I was looking at the different types of wool on my sheep.  The wool on my one ram has a "pyle" look to it.  When I parted the wool and looked at it, it looks a little bit like a "string" of carpet you would have pulled loose.  This string would be kinky like from being in the carpet.  His wool has that look to it and also has a look of being encased in some wool.  Sorry I can't describe it any better but hopeful someone with more experience than I knows what I am trying to describe.  Will this type of wool be more or less valuable than normal?  I also had a ewe that had an angora look to her when she was born.  It wasn't the small little normal wool look to it.  What is the value of her wool when she gets shorn?  Thanks for your input.


----------



## aggieterpkatie (Aug 27, 2010)

What kind of sheep are they?


----------



## goodhors (Aug 27, 2010)

I was taught that the wrinkles in the strands of wool are called "crimp".  If I remember right, the more crimp on strands, the better.  Crimps allow more stretch as you use the wool, then it pullse itself back into shape better.  Clothing made with crimpy wool does not get as baggy or stretched out, and after washing especially, will return to original sizing.

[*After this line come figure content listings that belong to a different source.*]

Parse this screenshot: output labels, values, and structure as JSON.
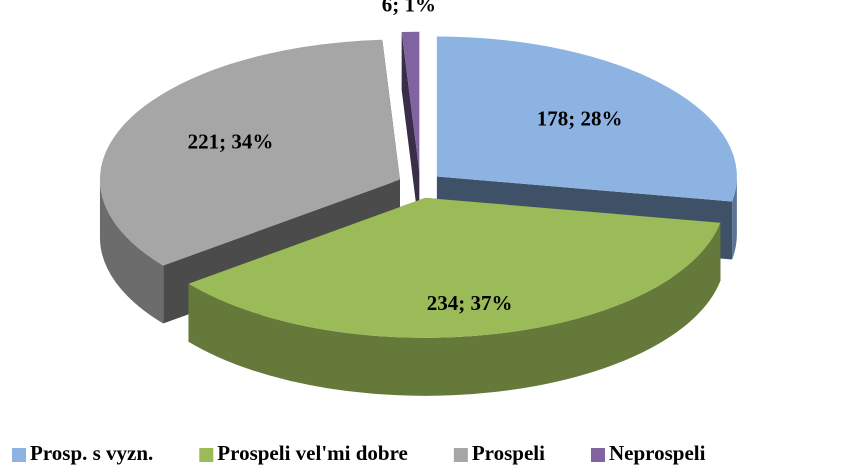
{
  "chart_data": {
    "type": "pie3d",
    "categories": [
      "Prosp. s vyzn.",
      "Prospeli vel'mi dobre",
      "Prospeli",
      "Neprospeli"
    ],
    "values": [
      178,
      234,
      221,
      6
    ],
    "value_labels": [
      "178; 28%",
      "234; 37%",
      "221; 34%",
      "6; 1%"
    ],
    "colors": [
      "#8db3e2",
      "#9bbb59",
      "#a6a6a6",
      "#8064a2"
    ],
    "legend": "bottom"
  }
}
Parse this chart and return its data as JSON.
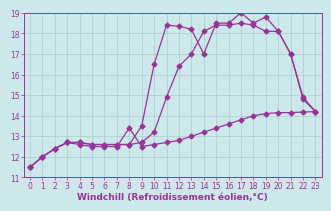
{
  "bg_color": "#cce8ea",
  "grid_color": "#aacccc",
  "line_color": "#993399",
  "marker": "D",
  "markersize": 2.5,
  "linewidth": 0.9,
  "xlabel": "Windchill (Refroidissement éolien,°C)",
  "xlabel_fontsize": 6.5,
  "tick_fontsize": 5.5,
  "xlim": [
    -0.5,
    23.5
  ],
  "ylim": [
    11,
    19
  ],
  "yticks": [
    11,
    12,
    13,
    14,
    15,
    16,
    17,
    18,
    19
  ],
  "xticks": [
    0,
    1,
    2,
    3,
    4,
    5,
    6,
    7,
    8,
    9,
    10,
    11,
    12,
    13,
    14,
    15,
    16,
    17,
    18,
    19,
    20,
    21,
    22,
    23
  ],
  "series1_x": [
    0,
    1,
    2,
    3,
    4,
    5,
    6,
    7,
    8,
    9,
    10,
    11,
    12,
    13,
    14,
    15,
    16,
    17,
    18,
    19,
    20,
    21,
    22,
    23
  ],
  "series1_y": [
    11.5,
    12.0,
    12.4,
    12.7,
    12.7,
    12.6,
    12.6,
    12.6,
    12.6,
    12.7,
    13.2,
    14.9,
    16.4,
    17.0,
    18.1,
    18.4,
    18.4,
    18.5,
    18.4,
    18.1,
    18.1,
    17.0,
    14.9,
    14.2
  ],
  "series2_x": [
    0,
    1,
    2,
    3,
    4,
    5,
    6,
    7,
    8,
    9,
    10,
    11,
    12,
    13,
    14,
    15,
    16,
    17,
    18,
    19,
    20,
    21,
    22,
    23
  ],
  "series2_y": [
    11.5,
    12.0,
    12.4,
    12.7,
    12.7,
    12.6,
    12.6,
    12.6,
    12.6,
    13.5,
    16.5,
    18.4,
    18.35,
    18.2,
    17.0,
    18.5,
    18.5,
    19.0,
    18.5,
    18.8,
    18.1,
    17.0,
    14.8,
    14.2
  ],
  "series3_x": [
    0,
    1,
    2,
    3,
    4,
    5,
    6,
    7,
    8,
    9,
    10,
    11,
    12,
    13,
    14,
    15,
    16,
    17,
    18,
    19,
    20,
    21,
    22,
    23
  ],
  "series3_y": [
    11.5,
    12.0,
    12.4,
    12.7,
    12.6,
    12.5,
    12.5,
    12.5,
    13.4,
    12.5,
    12.6,
    12.7,
    12.8,
    13.0,
    13.2,
    13.4,
    13.6,
    13.8,
    14.0,
    14.1,
    14.15,
    14.15,
    14.18,
    14.2
  ]
}
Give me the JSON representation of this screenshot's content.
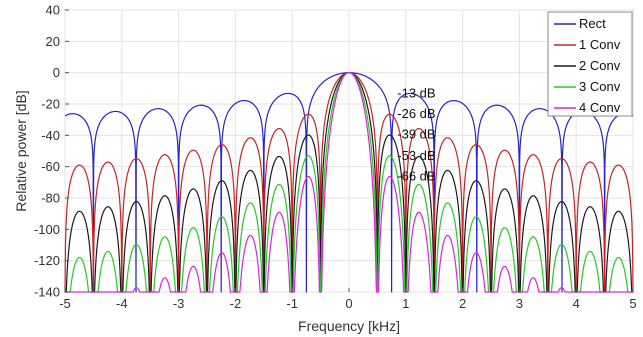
{
  "chart_data": {
    "type": "line",
    "title": "",
    "xlabel": "Frequency [kHz]",
    "ylabel": "Relative power [dB]",
    "xlim": [
      -5,
      5
    ],
    "ylim": [
      -140,
      40
    ],
    "x_ticks": [
      "-5",
      "-4",
      "-3",
      "-2",
      "-1",
      "0",
      "1",
      "2",
      "3",
      "4",
      "5"
    ],
    "y_ticks": [
      "40",
      "20",
      "0",
      "-20",
      "-40",
      "-60",
      "-80",
      "-100",
      "-120",
      "-140"
    ],
    "grid": true,
    "legend_position": "top-right",
    "series": [
      {
        "name": "Rect",
        "color": "#2323d2",
        "main_lobe_null_khz": 0.75,
        "first_sidelobe_db": -13
      },
      {
        "name": "1 Conv",
        "color": "#cc2222",
        "main_lobe_null_khz": 0.5,
        "first_sidelobe_db": -26
      },
      {
        "name": "2 Conv",
        "color": "#1a1a1a",
        "main_lobe_null_khz": 0.5,
        "first_sidelobe_db": -39
      },
      {
        "name": "3 Conv",
        "color": "#22cc22",
        "main_lobe_null_khz": 0.5,
        "first_sidelobe_db": -53
      },
      {
        "name": "4 Conv",
        "color": "#e020e0",
        "main_lobe_null_khz": 0.5,
        "first_sidelobe_db": -66
      }
    ],
    "annotations": [
      {
        "text": "-13 dB",
        "x": 0.85,
        "y": -13
      },
      {
        "text": "-26 dB",
        "x": 0.85,
        "y": -26
      },
      {
        "text": "-39 dB",
        "x": 0.85,
        "y": -39
      },
      {
        "text": "-53 dB",
        "x": 0.85,
        "y": -53
      },
      {
        "text": "-66 dB",
        "x": 0.85,
        "y": -66
      }
    ]
  }
}
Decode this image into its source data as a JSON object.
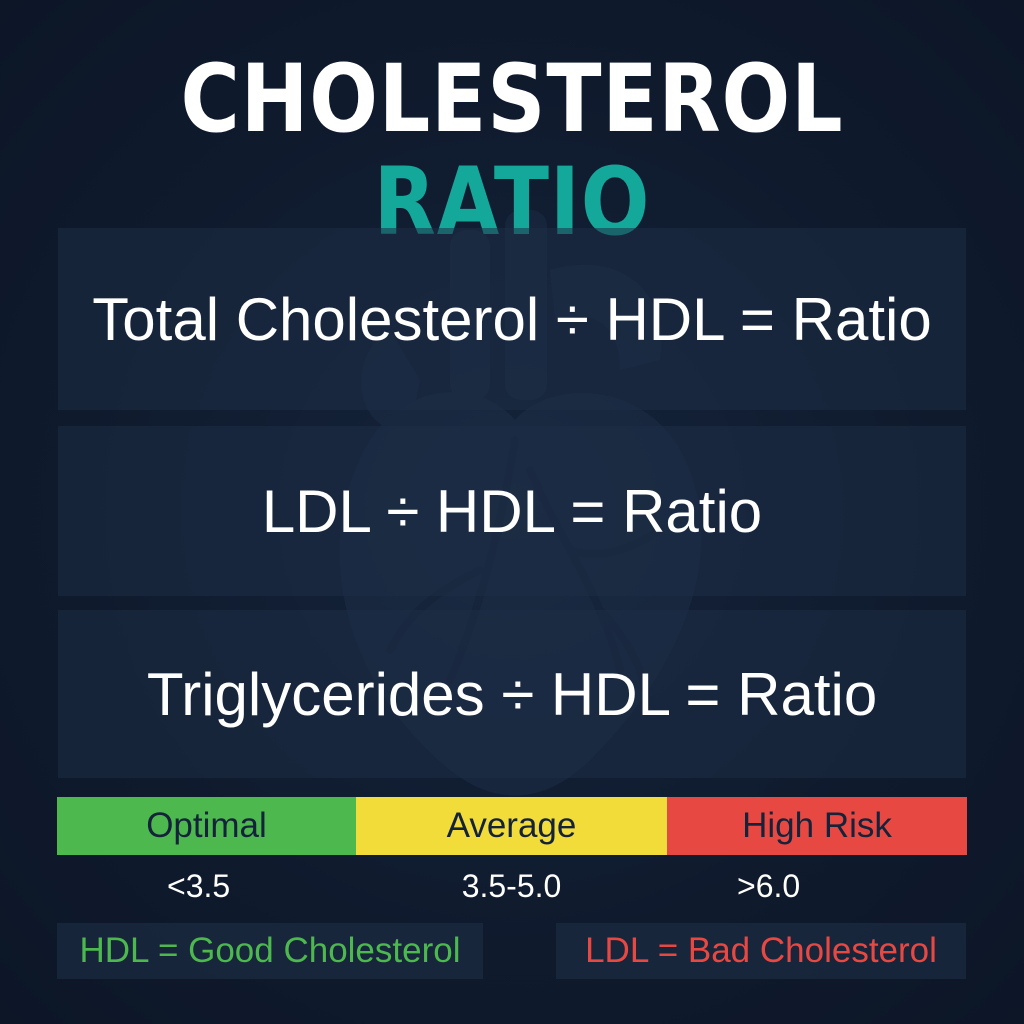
{
  "title": {
    "part1": "CHOLESTEROL",
    "part2": "RATIO"
  },
  "formulas": [
    "Total Cholesterol ÷ HDL = Ratio",
    "LDL ÷ HDL = Ratio",
    "Triglycerides ÷ HDL = Ratio"
  ],
  "scale": [
    {
      "label": "Optimal",
      "value": "<3.5",
      "color": "#4cb84e"
    },
    {
      "label": "Average",
      "value": "3.5-5.0",
      "color": "#f2dc3a"
    },
    {
      "label": "High Risk",
      "value": ">6.0",
      "color": "#e84842"
    }
  ],
  "notes": {
    "good": "HDL = Good Cholesterol",
    "bad": "LDL = Bad Cholesterol"
  },
  "background_icon": "heart-anatomy-icon",
  "colors": {
    "background": "#0f1a2d",
    "accent": "#14a89a"
  }
}
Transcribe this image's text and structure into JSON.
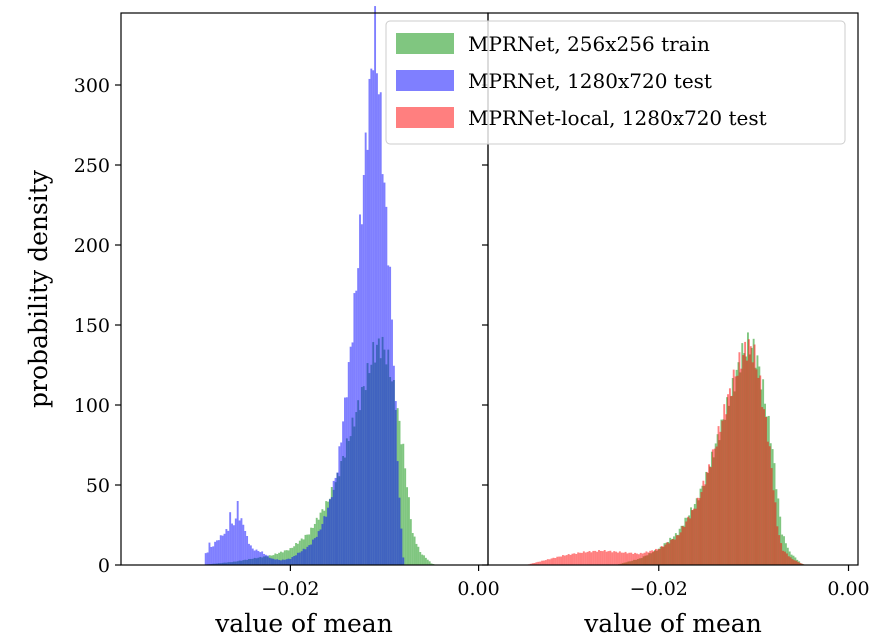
{
  "chart_data": [
    {
      "type": "histogram",
      "panel": "left",
      "xlabel": "value of mean",
      "ylabel": "probability density",
      "xlim": [
        -0.038,
        0.001
      ],
      "ylim": [
        0,
        345
      ],
      "xticks": [
        {
          "value": -0.02,
          "label": "−0.02"
        },
        {
          "value": 0.0,
          "label": "0.00"
        }
      ],
      "yticks": [
        {
          "value": 0,
          "label": "0"
        },
        {
          "value": 50,
          "label": "50"
        },
        {
          "value": 100,
          "label": "100"
        },
        {
          "value": 150,
          "label": "150"
        },
        {
          "value": 200,
          "label": "200"
        },
        {
          "value": 250,
          "label": "250"
        },
        {
          "value": 300,
          "label": "300"
        }
      ],
      "series": [
        {
          "name": "MPRNet, 256x256 train",
          "color": "#2ca02c",
          "opacity": 0.6,
          "profile": [
            [
              -0.0295,
              0
            ],
            [
              -0.026,
              2
            ],
            [
              -0.022,
              6
            ],
            [
              -0.02,
              10
            ],
            [
              -0.018,
              20
            ],
            [
              -0.016,
              40
            ],
            [
              -0.015,
              55
            ],
            [
              -0.014,
              75
            ],
            [
              -0.013,
              95
            ],
            [
              -0.012,
              115
            ],
            [
              -0.0112,
              132
            ],
            [
              -0.0105,
              138
            ],
            [
              -0.01,
              135
            ],
            [
              -0.0095,
              125
            ],
            [
              -0.009,
              110
            ],
            [
              -0.0085,
              92
            ],
            [
              -0.008,
              72
            ],
            [
              -0.0075,
              45
            ],
            [
              -0.007,
              20
            ],
            [
              -0.0062,
              8
            ],
            [
              -0.0055,
              4
            ],
            [
              -0.005,
              1
            ],
            [
              -0.0045,
              0
            ]
          ]
        },
        {
          "name": "MPRNet, 1280x720 test",
          "color": "#0000ff",
          "opacity": 0.5,
          "profile": [
            [
              -0.0291,
              0
            ],
            [
              -0.029,
              7
            ],
            [
              -0.0285,
              10
            ],
            [
              -0.028,
              14
            ],
            [
              -0.027,
              20
            ],
            [
              -0.0262,
              25
            ],
            [
              -0.0255,
              30
            ],
            [
              -0.025,
              26
            ],
            [
              -0.0245,
              15
            ],
            [
              -0.024,
              10
            ],
            [
              -0.023,
              8
            ],
            [
              -0.022,
              4
            ],
            [
              -0.021,
              3
            ],
            [
              -0.02,
              4
            ],
            [
              -0.019,
              8
            ],
            [
              -0.018,
              12
            ],
            [
              -0.017,
              20
            ],
            [
              -0.016,
              35
            ],
            [
              -0.015,
              60
            ],
            [
              -0.0142,
              100
            ],
            [
              -0.0135,
              140
            ],
            [
              -0.013,
              175
            ],
            [
              -0.0125,
              215
            ],
            [
              -0.012,
              260
            ],
            [
              -0.0115,
              300
            ],
            [
              -0.0112,
              325
            ],
            [
              -0.011,
              330
            ],
            [
              -0.0107,
              310
            ],
            [
              -0.0103,
              270
            ],
            [
              -0.01,
              235
            ],
            [
              -0.0095,
              190
            ],
            [
              -0.009,
              130
            ],
            [
              -0.0087,
              80
            ],
            [
              -0.0083,
              30
            ],
            [
              -0.008,
              5
            ],
            [
              -0.0078,
              0
            ]
          ],
          "spikes": [
            {
              "x": -0.0256,
              "y": 40
            },
            {
              "x": -0.0264,
              "y": 33
            },
            {
              "x": -0.0286,
              "y": 14
            }
          ]
        }
      ]
    },
    {
      "type": "histogram",
      "panel": "right",
      "xlabel": "value of mean",
      "ylabel": "",
      "xlim": [
        -0.038,
        0.001
      ],
      "ylim": [
        0,
        345
      ],
      "xticks": [
        {
          "value": -0.02,
          "label": "−0.02"
        },
        {
          "value": 0.0,
          "label": "0.00"
        }
      ],
      "series": [
        {
          "name": "MPRNet, 256x256 train",
          "color": "#2ca02c",
          "opacity": 0.6,
          "profile": [
            [
              -0.0245,
              0
            ],
            [
              -0.022,
              4
            ],
            [
              -0.02,
              10
            ],
            [
              -0.018,
              20
            ],
            [
              -0.016,
              40
            ],
            [
              -0.015,
              55
            ],
            [
              -0.014,
              75
            ],
            [
              -0.013,
              95
            ],
            [
              -0.012,
              115
            ],
            [
              -0.0112,
              132
            ],
            [
              -0.0105,
              138
            ],
            [
              -0.01,
              135
            ],
            [
              -0.0095,
              125
            ],
            [
              -0.009,
              110
            ],
            [
              -0.0085,
              92
            ],
            [
              -0.008,
              72
            ],
            [
              -0.0075,
              45
            ],
            [
              -0.007,
              20
            ],
            [
              -0.0062,
              8
            ],
            [
              -0.0055,
              4
            ],
            [
              -0.005,
              1
            ],
            [
              -0.0045,
              0
            ]
          ]
        },
        {
          "name": "MPRNet-local, 1280x720 test",
          "color": "#ff0000",
          "opacity": 0.5,
          "profile": [
            [
              -0.034,
              0
            ],
            [
              -0.032,
              3
            ],
            [
              -0.03,
              6
            ],
            [
              -0.028,
              8
            ],
            [
              -0.026,
              9
            ],
            [
              -0.024,
              8
            ],
            [
              -0.022,
              7
            ],
            [
              -0.02,
              10
            ],
            [
              -0.018,
              18
            ],
            [
              -0.016,
              38
            ],
            [
              -0.015,
              55
            ],
            [
              -0.014,
              75
            ],
            [
              -0.013,
              98
            ],
            [
              -0.012,
              118
            ],
            [
              -0.0112,
              130
            ],
            [
              -0.0106,
              137
            ],
            [
              -0.01,
              133
            ],
            [
              -0.0095,
              120
            ],
            [
              -0.009,
              100
            ],
            [
              -0.0085,
              82
            ],
            [
              -0.008,
              55
            ],
            [
              -0.0075,
              25
            ],
            [
              -0.007,
              10
            ],
            [
              -0.006,
              4
            ],
            [
              -0.005,
              1
            ],
            [
              -0.0045,
              0
            ]
          ]
        }
      ]
    }
  ],
  "legend": {
    "position": "top-right",
    "entries": [
      {
        "label": "MPRNet, 256x256 train",
        "color": "#2ca02c",
        "opacity": 0.6
      },
      {
        "label": "MPRNet, 1280x720 test",
        "color": "#0000ff",
        "opacity": 0.5
      },
      {
        "label": "MPRNet-local, 1280x720 test",
        "color": "#ff0000",
        "opacity": 0.5
      }
    ]
  }
}
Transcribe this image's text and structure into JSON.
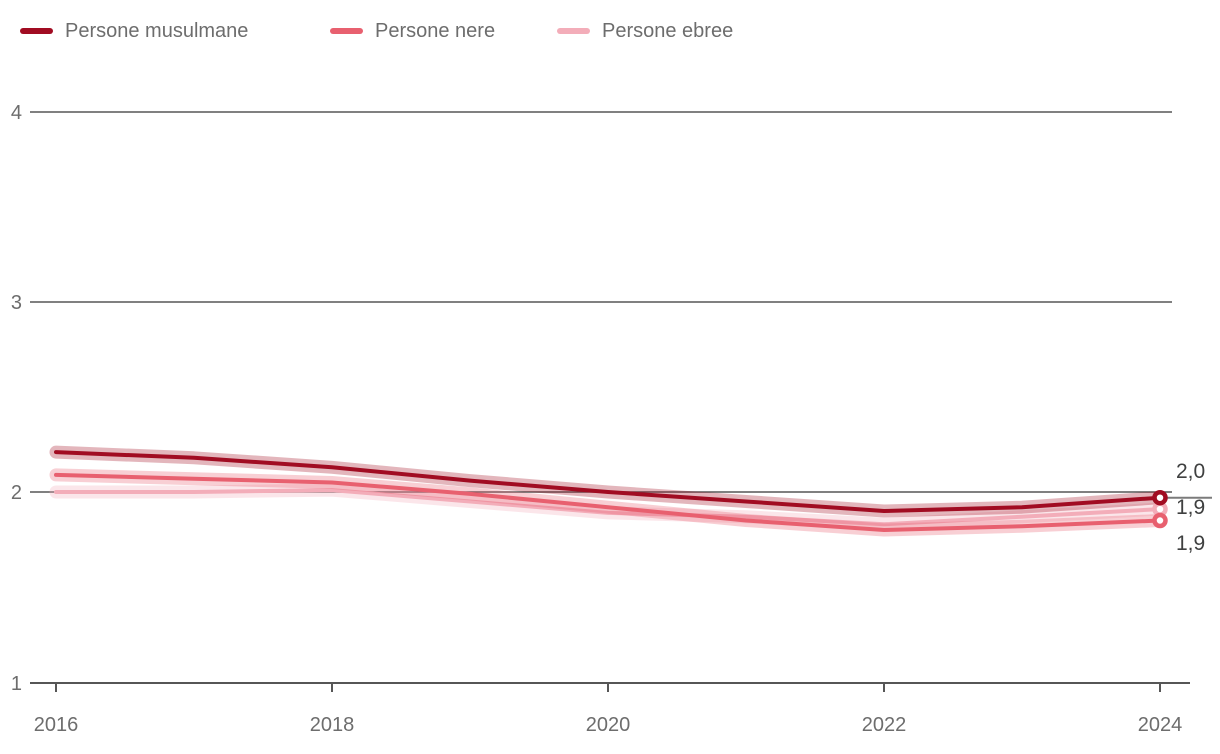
{
  "chart_data": {
    "type": "line",
    "title": "",
    "xlabel": "",
    "ylabel": "",
    "x": [
      2016,
      2017,
      2018,
      2019,
      2020,
      2021,
      2022,
      2023,
      2024
    ],
    "xlim": [
      2016,
      2024
    ],
    "ylim": [
      1,
      4
    ],
    "x_ticks": [
      2016,
      2018,
      2020,
      2022,
      2024
    ],
    "x_tick_labels": [
      "2016",
      "2018",
      "2020",
      "2022",
      "2024"
    ],
    "y_ticks": [
      4,
      3,
      2,
      1
    ],
    "y_tick_labels": [
      "4",
      "3",
      "2",
      "1"
    ],
    "grid": "horizontal gridlines at y=2,3,4; bottom axis at y=1",
    "legend_position": "top",
    "decimal_separator": ",",
    "series": [
      {
        "name": "Persone musulmane",
        "color": "#a10c22",
        "values": [
          2.21,
          2.18,
          2.13,
          2.06,
          2.0,
          1.95,
          1.9,
          1.92,
          1.97
        ],
        "end_label": "2,0",
        "has_confidence_band": true
      },
      {
        "name": "Persone nere",
        "color": "#e8606f",
        "values": [
          2.09,
          2.07,
          2.05,
          1.99,
          1.92,
          1.85,
          1.8,
          1.82,
          1.85
        ],
        "end_label": "1,9",
        "has_confidence_band": true
      },
      {
        "name": "Persone ebree",
        "color": "#f3adb9",
        "values": [
          2.0,
          2.0,
          2.01,
          1.95,
          1.89,
          1.87,
          1.83,
          1.87,
          1.91
        ],
        "end_label": "1,9",
        "has_confidence_band": true
      }
    ]
  },
  "colors": {
    "background": "#ffffff",
    "axis_text": "#6d6d6d",
    "value_label_text": "#3f4040",
    "gridline": "#565656",
    "axis_line": "#565656",
    "leader_line": "#7b7b7b",
    "marker_fill": "#ffffff"
  }
}
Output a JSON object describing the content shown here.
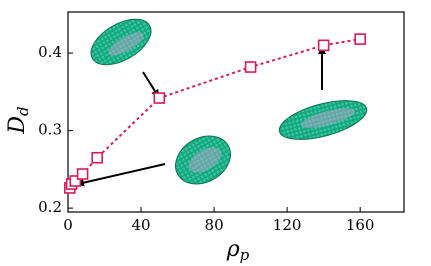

Not sure of wool prices, special sheep might allow you to price their wool higher if wool is very good quality or unique.


----------



## sheep whisperer (Aug 27, 2010)

ecased in some wool? when we shear our 3000-4000 ewes, rams and mature lambs we sell or wool under the grades of sound, tender, fin, extra fine. then you have got peices, bellies, locks etc. sell about 350-400 bales weighing about 200kg. you can tell generally by its colour and how strong it is. if you grab a strand and hold it at both ends and if it falls apart after a bit of tesion and leaves fine strands of wool where you tore it is most likely fine. if ti is tough and takes a bit more then it is most likely tender or sound. well it could be worth more but not most likely. if the rams off spring is creating this bad wool i would cull it and get another one and pay attention to the wool of the next ram. if the wool on the current ram is bad and gets a low price more than likely the offspring will have the same effect. cull or sell the offspring and ram if u get a bad price for the wool


----------



## she-earl (Aug 28, 2010)

They are both crossbreeds.  The one with a good amount of crimp is mostly Dorset.  The ewe has some Finn and who knows what other breeds are in her background.


----------



## sheep whisperer (Aug 28, 2010)

i'm more use to pure merinos, not cross breds


----------